Aus der Praxis des Sachverständigen
Im Auftrag von Versicherungen und Gerichten beurteilen Sachverständige Ölschäden sowie deren Ursachen. Häufig wären viele dieser Schäden und die daraus folglich entstanden Kosten leicht zu vermeiden gewesen.
So sollte es nach einer Befüllung im Heizöllagerraum nicht aussehen!
Verhängnisvoller Fehler: Hier wurde die komplette Füllleitung schlicht und einfach demontiert und auf die Entlüftungsleitung gelegt.
Seit dem 1. August 2017 gilt die Verordnung über Anlagen zum Umgang mit wassergefährdenden Stoffen (AwSV). Die AwSV verweist auf die technischen Regeln wassergefährdender Stoffe (TRwS) als allgemein anerkannte Regeln der Technik. Die TRwS 791 „Heizölverbraucheranlagen“ konkretisiert die wasserrechtlichen, technischen und betrieblichen Anforderungen im Sinne § 62 Wasserhaushaltsgesetz (WHG) und der AwSV. Im Anhang C der TRwS 791 werden detailliert die Sorgfaltspflichten des Tankwagenfahrers bei der Befüllung von Heizölverbraucheranlagen klar und deutlich beschrieben. Im besten Falle sollten dem Lieferanten diese Pflichten aber auch bekannt sein.
Grundsätzlich obliegt dem Geschäftsherrn (i. d. R. dem Mineralölhändler) die Schulungs- und Unterweisungspflicht seiner Tankwagenfahrer. Diese regelmäßig durchzuführende Jahresunterweisungen sollten zeitlich angemessen, nachvollziehbar und dokumentiert durchgeführt werden. Nur wenn der Befüller die Technik der Tankanlagen und die damit verbundenen Risiken versteht, kann er eine Tankanlage sicher befüllen.
Aufgrund des vorbeugenden Gewässerschutzes werden an den Tankwagenfahrer Anforderungen gestellt. Der Öllieferant wird vom Anlagenbetreiber meist als Fachmann angesehen, auch weil er die Gefahren des Betankens von Tankanlagen in aller Regel besser einschätzen kann, als der Besteller.
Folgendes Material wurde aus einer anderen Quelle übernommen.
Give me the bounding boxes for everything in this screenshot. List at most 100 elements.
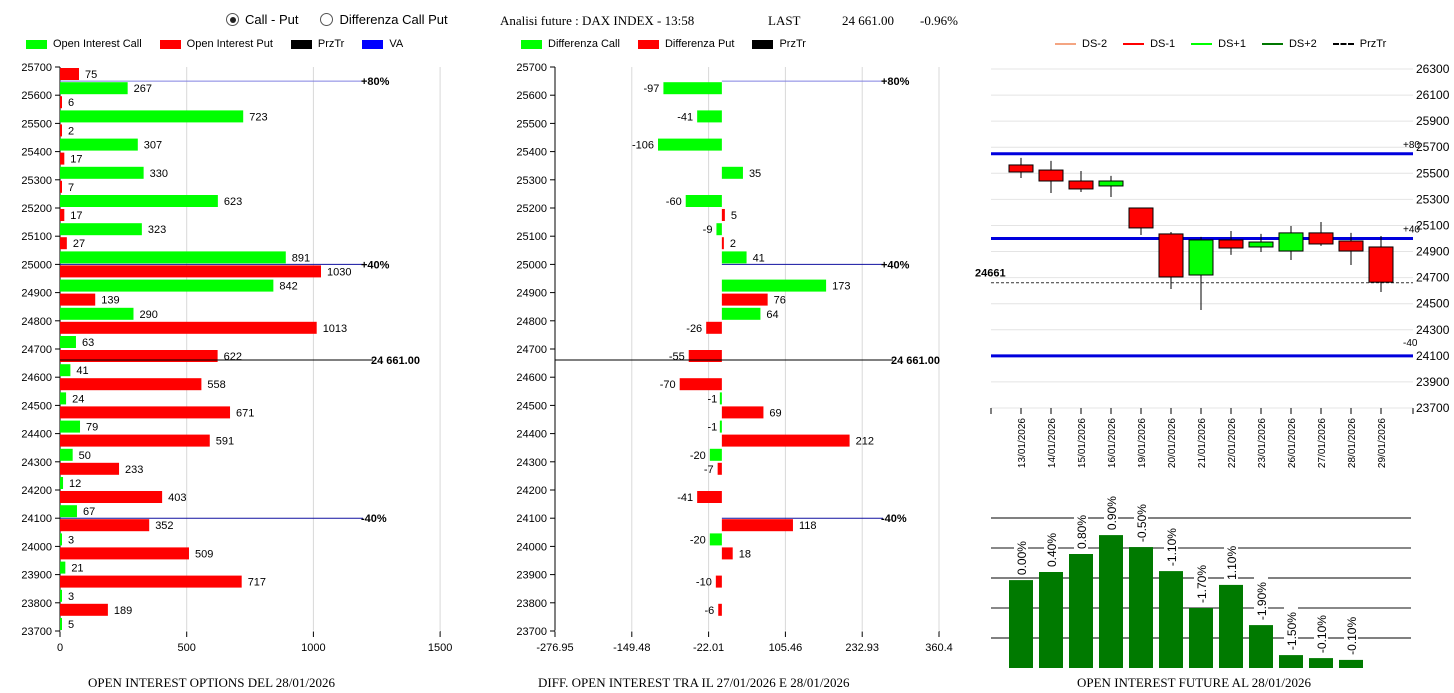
call-bar [60,195,218,207]
y-tick-label: 25000 [516,259,547,271]
bar-value-label: -1.10% [1165,528,1179,566]
future-bar [1249,625,1273,668]
candle-down [1008,164,1034,173]
candle-down [1218,239,1244,249]
bar-value-label: 3 [68,591,74,603]
candle-up [1278,232,1304,252]
bar-value-label: 18 [739,548,751,560]
bar-value-label: -106 [632,140,654,152]
va-level-label: +80 [1403,140,1420,151]
call-bar [60,533,62,546]
call-bar [709,448,722,461]
candle-down [1158,233,1184,278]
y-tick-label: 24100 [516,513,547,525]
y-tick-label: 24500 [1416,297,1450,311]
put-bar [60,265,322,278]
put-bar [60,491,163,503]
y-tick-label: 24500 [516,400,547,412]
legend-item-prztr: PrzTr [1332,38,1386,50]
y-tick-label: 24400 [516,429,547,441]
x-tick-label: -276.95 [536,642,573,654]
data-label-bg [1074,512,1088,549]
legend-item-call: Open Interest Call [26,38,142,50]
put-bar [60,547,189,560]
bar-value-label: 403 [168,492,186,504]
va-level-label: -40% [361,513,387,525]
bar-value-label: 2 [730,238,736,250]
candle-up [1188,239,1214,276]
legend-item-prztr: PrzTr [290,38,344,50]
bar-value-label: 307 [144,140,162,152]
bar-value-label: 24 [72,393,84,405]
bar-value-label: 622 [224,351,242,363]
view-mode-radio-group: Call - Put Differenza Call Put [226,12,448,27]
call-bar [709,533,722,546]
bar-value-label: -41 [677,111,693,123]
put-bar [60,180,62,193]
radio-call-put[interactable]: Call - Put [226,12,298,27]
chart-future-candles: 26300 26100 25900 25700 25500 25300 25100 24900… [975,62,1450,468]
radio-selected-icon [226,13,239,26]
price-line-label: 24 661.00 [891,355,940,367]
put-bar [60,462,120,475]
data-label-bg [1344,610,1358,655]
candle-down [1308,232,1334,245]
bar-value-label: -1.90% [1255,582,1269,620]
data-label-bg [1134,498,1148,543]
x-tick-label: 360.4 [925,642,953,654]
put-bar [721,237,724,250]
x-tick-label: 15/01/2026 [1077,418,1088,468]
y-tick-label: 25300 [1416,192,1450,206]
change-percent: -0.96% [920,13,958,28]
y-tick-label: 23900 [1416,375,1450,389]
put-bar [60,237,67,250]
bar-value-label: 0.00% [1015,541,1029,575]
candle-down [1128,207,1154,229]
call-bar [721,279,827,292]
call-bar [60,618,62,630]
data-label-bg [1314,609,1328,654]
radio-differenza-call-put[interactable]: Differenza Call Put [320,12,448,27]
put-bar [717,462,722,475]
radio-unselected-icon [320,13,334,26]
x-tick-label: 19/01/2026 [1137,418,1148,468]
bar-value-label: 17 [70,210,82,222]
bar-value-label: 35 [749,168,761,180]
call-bar [60,82,128,95]
future-bar [1309,658,1333,668]
legend-item-ds+2: DS+2 [1261,38,1317,50]
bar-value-label: -10 [696,577,712,589]
put-bar [706,321,722,334]
call-bar [60,336,76,348]
put-bar [60,378,202,391]
legend-swatch [159,39,181,49]
call-bar [60,138,138,151]
bar-value-label: -70 [660,379,676,391]
x-tick-label: 20/01/2026 [1167,418,1178,468]
future-bar [1339,659,1363,668]
y-tick-label: 24100 [21,513,52,525]
data-label-bg [1044,530,1058,567]
y-tick-label: 24300 [1416,323,1450,337]
bar-value-label: 891 [292,252,310,264]
price-line-label: 24 661.00 [371,355,420,367]
legend-swatch [362,39,384,49]
chart-oi-diff: -276.95 -149.48 -22.01 105.46 232.93 360.4257… [516,62,952,654]
call-bar [721,251,747,264]
bar-value-label: 76 [774,295,786,307]
x-tick-label: 28/01/2026 [1347,418,1358,468]
legend-line [1055,43,1076,45]
put-bar [688,350,722,362]
y-tick-label: 24700 [1416,271,1450,285]
put-bar [60,321,317,334]
legend-swatch [521,39,542,49]
data-label-bg [1164,522,1178,567]
put-bar [721,293,768,306]
bar-value-label: 17 [70,154,82,166]
y-tick-label: 23900 [516,570,547,582]
bar-value-label: 63 [82,337,94,349]
bar-value-label: 1.10% [1225,546,1239,580]
put-bar [721,547,733,560]
x-tick-label: 29/01/2026 [1377,418,1388,468]
bar-value-label: -20 [690,450,706,462]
Der Lieferant hat somit alle zumutbaren
Vorsichtsmaßnahmen zu ergreifen, um Schäden an Böden und Gewässern zu vermeiden.
Überfüllschäden betreffen häufig die oberirdischen und nicht prüfpflichtigen Tankanlagen außerhalb von Risiko- und Schutzgebieten. Viele dieser Tankanlagen und deren Sicherheitseinrichtung sind in die Jahre gekommen und weisen altersbedingte Veränderungen auf. Das können erkennbare Verformungen, Verfärbungen oder Versprödungen sein. Wobei die Gefahr in der langsamen Veränderung liegt, die optisch zwischen den Befüllungen kaum wahrzunehmen ist. Ein auffälliger HEL-Geruch kann ebenfalls auf eine Alterung von Kunststofftanks hinweisen.
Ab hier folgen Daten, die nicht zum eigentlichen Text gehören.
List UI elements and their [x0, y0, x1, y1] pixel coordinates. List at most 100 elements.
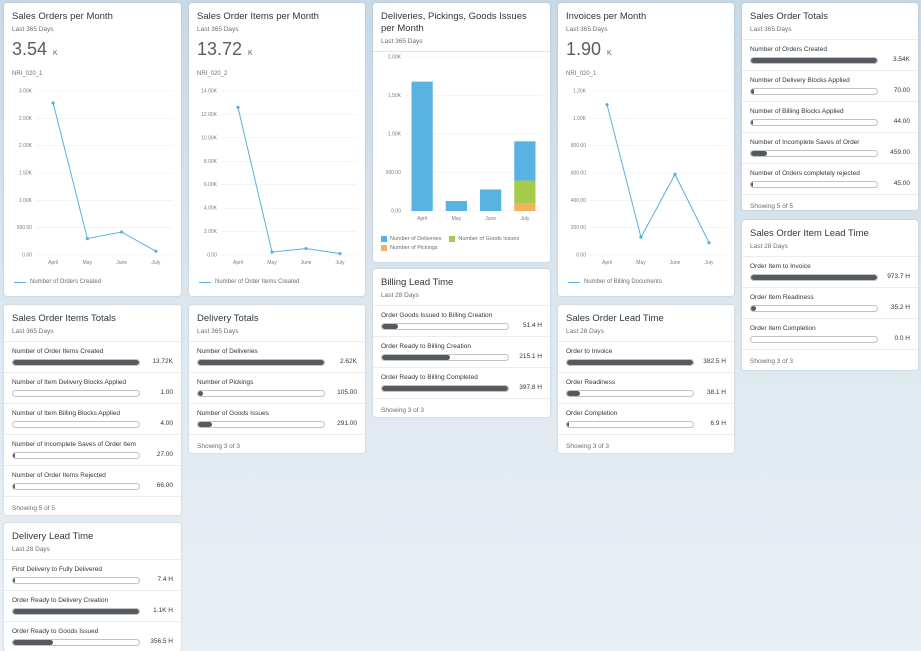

Auffangräume unterliegen einem Alterungsprozess und sollten regelmäßig auf ihre Unversehrtheit und damit Dichtheit überprüft werden. Denn im Notfall sollen Sie auslaufendes Öl sicher auffangen und zurückhalten können.
Ältere oberirdische Tankanlagen werden häufig noch im Zweistrangsystem mit einer Vor- und Rücklaufleitung betrieben, hier muss die Rücklaufleitung stillgelegt werden. Viele Überfüllschäden entstehen durch eine sogenannte Selbstüberfüllung, da der Rücklauf nur in einen Tank führt.
Grenzwertgeber dürfen nicht vorsätzlich angefahren oder benutzt werden. Trotzdem sind sie immer wieder ursächlich für Überfüllschäden, weil andere Methoden zur Ermittlung des max. Füllstandes nicht herangezogen werden. Grenzwertgeber „alter Bauart“ (eingebaut bis ca. 1984) mit Lochöffnungen, müssen jährlich durch einen Fachbetrieb auf ihre ordnungsgemäße Funktion überprüft werden. Durch zugesetzte Luftaustrittslöcher am Kaltleiteransprechpunkt funktioniert die Notabschaltung dieser alten Grenzwertgeber nicht zuverlässig. Neue Grenzwertgeber mit geschlitzter Schutzhülse, bieten eine höhere Funktionssicherheit. Obwohl klar unzulässig und in der Branche bekannt, werden auch die neuen Grenzwertgeber als Mengenbegrenzer bzw. als Abschalter für die Befüllung missbraucht. Das Argument, dass der Grenzwertgeber ja elektrisch angeschlossen ist und aufheizt, schafft eine trügerische Sicherheit.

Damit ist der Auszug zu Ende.